Monday, January 4, 2010

Fighting the Last War

On December 21, 2009, the Government of Australia officially recognized (PDF) Vietnam as a "market economy" for purposes of administering the Australian antidumping law. In doing so, Australia joined India, the ASEAN nations, New Zealand, and several others - 23 in all - that have graduated Vietnam from non-market economy (NME) status to market economy status in national trade remedies (antidumping and countervailing duty - AD/CVD) investigations.

I'll spare you and not get into the weeds here on the difference between market economy and NME status for countries whose imports are being investigated under national trade remedies laws.  (Cato's Dan Ikenson lays it all out here, if you're interested.)  But here's the basic gist: AD/CVD tariffs imposed on imports from an NME country will (almost always) be higher than tariffs on the very same imports if that country were designated a market economy.  Even simpler: inflated tariffs for the very same imports - just by changing the "market economy" designation.

NME designation is a vestige of the Soviet era as a way for market economies to value costs of imports from old school, command-and-control-style economies (think Romania), and only a few countries remain "NMEs," including most notably China and Vietnam (who agreed to the treatment in their WTO accession protocols).  But whether to "graduate" a country from an NME to a "market economy" is completely within the discretion of the investigating country.

As noted above, 23 countries have exercised this discretion and have now chosen to designate Vietnam a "market economy."  Thus, they've noticed a significant change in Vietnam's economy that warrants the change, and/or they simply want to remove a significant potential market barrier to Vietnamese imports.  And they're using the leeway afforded to them under their national laws and WTO rules to make that happen.

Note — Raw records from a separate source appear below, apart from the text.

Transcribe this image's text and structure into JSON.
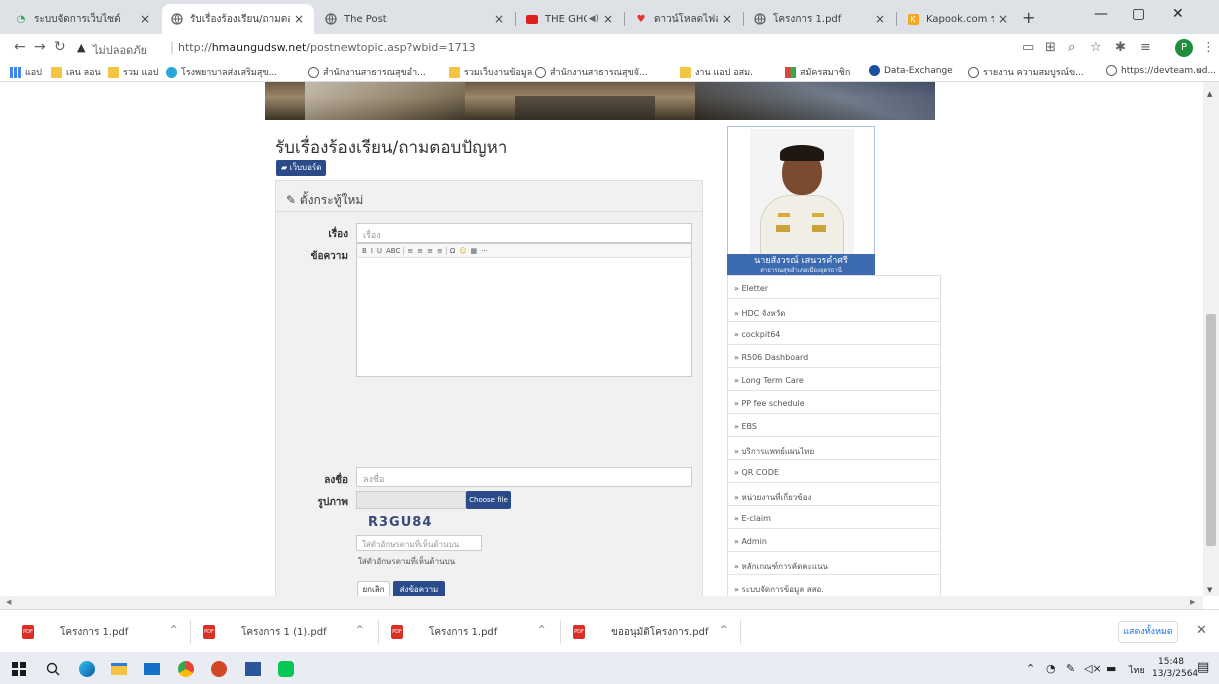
{
  "browser": {
    "tabs": [
      {
        "title": "ระบบจัดการเว็บไซต์",
        "favicon": "site-icon",
        "active": false
      },
      {
        "title": "รับเรื่องร้องเรียน/ถามตอบปั",
        "favicon": "globe-icon",
        "active": true
      },
      {
        "title": "The Post",
        "favicon": "globe-icon",
        "active": false
      },
      {
        "title": "THE GHOST RADIO",
        "favicon": "youtube-icon",
        "active": false,
        "extra": "◀)"
      },
      {
        "title": "ดาวน์โหลดไฟล์ | iLovePDF",
        "favicon": "heart-icon",
        "active": false
      },
      {
        "title": "โครงการ 1.pdf",
        "favicon": "globe-icon",
        "active": false
      },
      {
        "title": "Kapook.com รวม ข่าว ฯ",
        "favicon": "kapook-icon",
        "active": false
      }
    ],
    "new_tab": "+",
    "window_controls": {
      "minimize": "—",
      "maximize": "▢",
      "close": "✕"
    },
    "address": {
      "insecure_label": "ไม่ปลอดภัย",
      "url_prefix": "http://",
      "url_host": "hmaungudsw.net",
      "url_path": "/postnewtopic.asp?wbid=1713"
    },
    "profile_initial": "P",
    "bookmarks": [
      {
        "label": "แอป",
        "icon": "apps-icon"
      },
      {
        "label": "เลน ลอน",
        "icon": "folder-icon"
      },
      {
        "label": "รวม แอป",
        "icon": "folder-icon"
      },
      {
        "label": "โรงพยาบาลส่งเสริมสุข...",
        "icon": "hospital-icon"
      },
      {
        "label": "สำนักงานสาธารณสุขอำ...",
        "icon": "globe-icon"
      },
      {
        "label": "รวมเว็บงานข้อมูล",
        "icon": "folder-icon"
      },
      {
        "label": "สำนักงานสาธารณสุขจั...",
        "icon": "globe-icon"
      },
      {
        "label": "งาน แอป อสม.",
        "icon": "folder-icon"
      },
      {
        "label": "สมัครสมาชิก",
        "icon": "members-icon"
      },
      {
        "label": "Data-Exchange",
        "icon": "data-icon"
      },
      {
        "label": "รายงาน ความสมบูรณ์ข...",
        "icon": "globe-icon"
      },
      {
        "label": "https://devteam.ud...",
        "icon": "globe-icon"
      }
    ],
    "bookmarks_more": "»"
  },
  "page": {
    "title": "รับเรื่องร้องเรียน/ถามตอบปัญหา",
    "chat_button": "เว็บบอร์ด",
    "form": {
      "heading": "ตั้งกระทู้ใหม่",
      "subject_label": "เรื่อง",
      "subject_placeholder": "เรื่อง",
      "message_label": "ข้อความ",
      "editor_tools": [
        "B",
        "I",
        "U",
        "ABC",
        "≡",
        "≡",
        "≡",
        "≡",
        "Ω",
        "☺",
        "▦",
        "···"
      ],
      "name_label": "ลงชื่อ",
      "name_placeholder": "ลงชื่อ",
      "image_label": "รูปภาพ",
      "file_button": "Choose file",
      "captcha_code": "R3GU84",
      "captcha_placeholder": "ใส่ตัวอักษรตามที่เห็นด้านบน",
      "captcha_hint": "ใส่ตัวอักษรตามที่เห็นด้านบน",
      "cancel_button": "ยกเลิก",
      "submit_button": "ส่งข้อความ"
    },
    "profile_card": {
      "name": "นายสังวรณ์  เสนวรคำศรี",
      "position": "สาธารณสุขอำเภอเมืองอุดรธานี"
    },
    "links": [
      "» Eletter",
      "» HDC จังหวัด",
      "» cockpit64",
      "» R506 Dashboard",
      "» Long Term Care",
      "» PP fee schedule",
      "» EBS",
      "» บริการแพทย์แผนไทย",
      "» QR CODE",
      "» หน่วยงานที่เกี่ยวข้อง",
      "» E-claim",
      "» Admin",
      "» หลักเกณฑ์การคัดคะแนน",
      "» ระบบจัดการข้อมูล สสอ."
    ]
  },
  "downloads": {
    "items": [
      "โครงการ 1.pdf",
      "โครงการ 1 (1).pdf",
      "โครงการ 1.pdf",
      "ขออนุมัติโครงการ.pdf"
    ],
    "show_all": "แสดงทั้งหมด",
    "close": "✕"
  },
  "taskbar": {
    "language": "ไทย",
    "time": "15:48",
    "date": "13/3/2564"
  },
  "colors": {
    "accent_blue": "#2a4a8a",
    "name_plate": "#3d6bb2",
    "tab_strip": "#dee1e6"
  }
}
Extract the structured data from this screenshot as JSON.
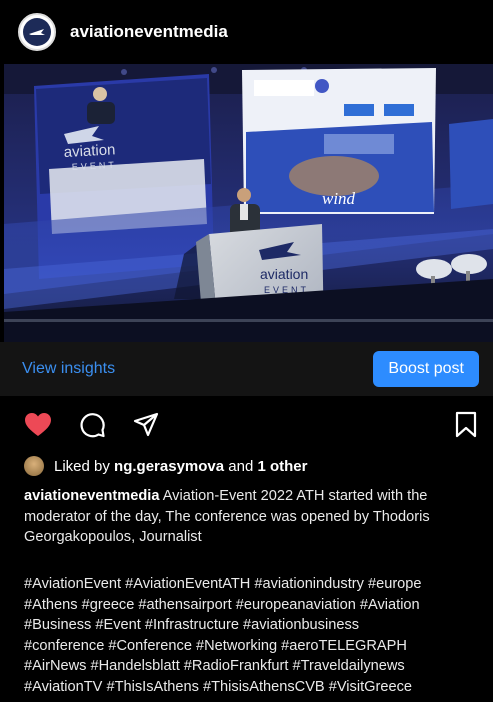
{
  "post": {
    "username": "aviationeventmedia",
    "photo": {
      "podium_brand_line1": "aviation",
      "podium_brand_line2": "EVENT",
      "screen_brand_line1": "aviation",
      "screen_brand_line2": "EVENT",
      "screen_slide_word": "wind"
    },
    "insights_label": "View insights",
    "boost_label": "Boost post",
    "likes": {
      "prefix": "Liked by",
      "user": "ng.gerasymova",
      "middle": "and",
      "others": "1 other"
    },
    "caption": {
      "author": "aviationeventmedia",
      "text": "Aviation-Event 2022 ATH started with the moderator of the day, The conference was opened by Thodoris Georgakopoulos, Journalist"
    },
    "hashtag_lines": [
      "#AviationEvent #AviationEventATH #aviationindustry #europe",
      "#Athens #greece #athensairport #europeanaviation #Aviation",
      "#Business #Event #Infrastructure #aviationbusiness",
      "#conference #Conference #Networking #aeroTELEGRAPH",
      "#AirNews #Handelsblatt #RadioFrankfurt #Traveldailynews",
      "#AviationTV #ThisIsAthens #ThisisAthensCVB #VisitGreece"
    ]
  },
  "colors": {
    "like_heart": "#ed4956",
    "link_blue": "#3b8ff0",
    "boost_bg": "#2d8cff"
  },
  "icons": [
    "heart-icon",
    "comment-icon",
    "share-icon",
    "bookmark-icon"
  ]
}
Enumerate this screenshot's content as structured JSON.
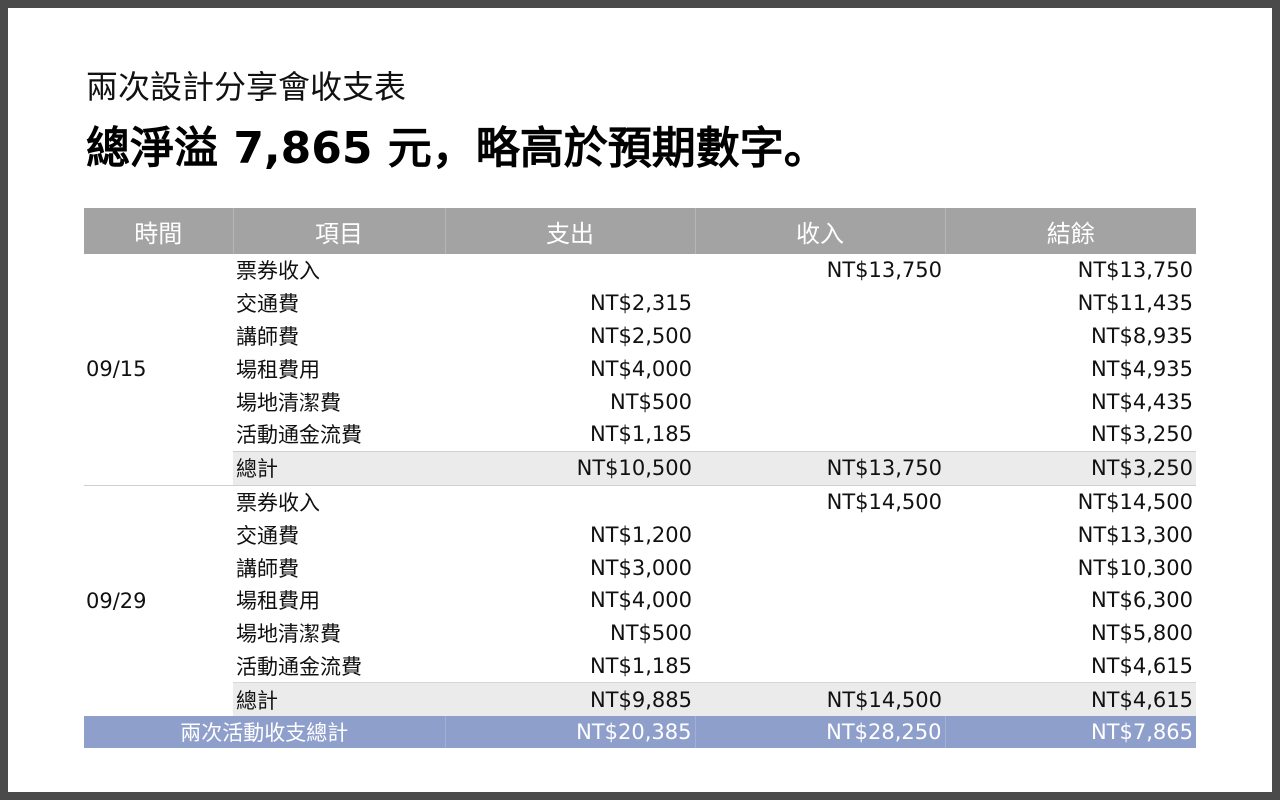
{
  "slide": {
    "subtitle": "兩次設計分享會收支表",
    "headline": "總淨溢 7,865 元，略高於預期數字。"
  },
  "table": {
    "headers": [
      "時間",
      "項目",
      "支出",
      "收入",
      "結餘"
    ],
    "groups": [
      {
        "date": "09/15",
        "rows": [
          {
            "item": "票券收入",
            "expense": "",
            "income": "NT$13,750",
            "balance": "NT$13,750"
          },
          {
            "item": "交通費",
            "expense": "NT$2,315",
            "income": "",
            "balance": "NT$11,435"
          },
          {
            "item": "講師費",
            "expense": "NT$2,500",
            "income": "",
            "balance": "NT$8,935"
          },
          {
            "item": "場租費用",
            "expense": "NT$4,000",
            "income": "",
            "balance": "NT$4,935"
          },
          {
            "item": "場地清潔費",
            "expense": "NT$500",
            "income": "",
            "balance": "NT$4,435"
          },
          {
            "item": "活動通金流費",
            "expense": "NT$1,185",
            "income": "",
            "balance": "NT$3,250"
          }
        ],
        "subtotal": {
          "item": "總計",
          "expense": "NT$10,500",
          "income": "NT$13,750",
          "balance": "NT$3,250"
        }
      },
      {
        "date": "09/29",
        "rows": [
          {
            "item": "票券收入",
            "expense": "",
            "income": "NT$14,500",
            "balance": "NT$14,500"
          },
          {
            "item": "交通費",
            "expense": "NT$1,200",
            "income": "",
            "balance": "NT$13,300"
          },
          {
            "item": "講師費",
            "expense": "NT$3,000",
            "income": "",
            "balance": "NT$10,300"
          },
          {
            "item": "場租費用",
            "expense": "NT$4,000",
            "income": "",
            "balance": "NT$6,300"
          },
          {
            "item": "場地清潔費",
            "expense": "NT$500",
            "income": "",
            "balance": "NT$5,800"
          },
          {
            "item": "活動通金流費",
            "expense": "NT$1,185",
            "income": "",
            "balance": "NT$4,615"
          }
        ],
        "subtotal": {
          "item": "總計",
          "expense": "NT$9,885",
          "income": "NT$14,500",
          "balance": "NT$4,615"
        }
      }
    ],
    "grand_total": {
      "label": "兩次活動收支總計",
      "expense": "NT$20,385",
      "income": "NT$28,250",
      "balance": "NT$7,865"
    }
  }
}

One country, however, appears to be moving in the opposite direction with Vietnam - the United States (shocking, I know).  In September 2009, the US Department of Commerce determined to apply the US Countervailing Duty (CVD) Law to Vietnam in an investigation of Vietnamese plastic bag imports.  In so doing, DOC (i) reaffirmed that Vietnam was an NME and that DOC could apply US CVD law to NME imports; and (ii) utilized the controversial CVD/NME calculation methodology - overruled (in part) by the US Court of International Trade only a couple weeks later and challenged last year at the WTO - that it used for Chinese imports.  DOC's final decision in the Vietnam CVD case is due in mid-March, and the chances of there being a significant change with respect to the "new" US approach to Vietnam appear slim.

So while 23 countries have recently chosen to treat Vietnam as a market economy and thus lower barriers to Vietnamese imports in their markets, the United States is doing much the opposite by developing new tools to impede trade with Vietnam.  Those 23 countries will reap the benefits of increased trade and investment, while the United States will - once again - be left fighting the last war.

The trade volumes here are nothing to get too worked up about (only about $16 billion in 2008), but the broader lesson here is both troubling and quickly becoming the norm: those betting that the United States will soon regain the mantle of the world's free trade leader need to cut their losses.  Now.

(Final note: I'd be remiss to ignore the fact that, while the Obama administration initiated the first CVD case against Vietnam, the Bush administration really started the CVD/NME ball rolling with a landmark case against Chinese coated paper in 2006-07 - one that I litigated (and won!).  It was there that DOC reversed a 20-year old policy of not applying the US CVD law to NMEs.)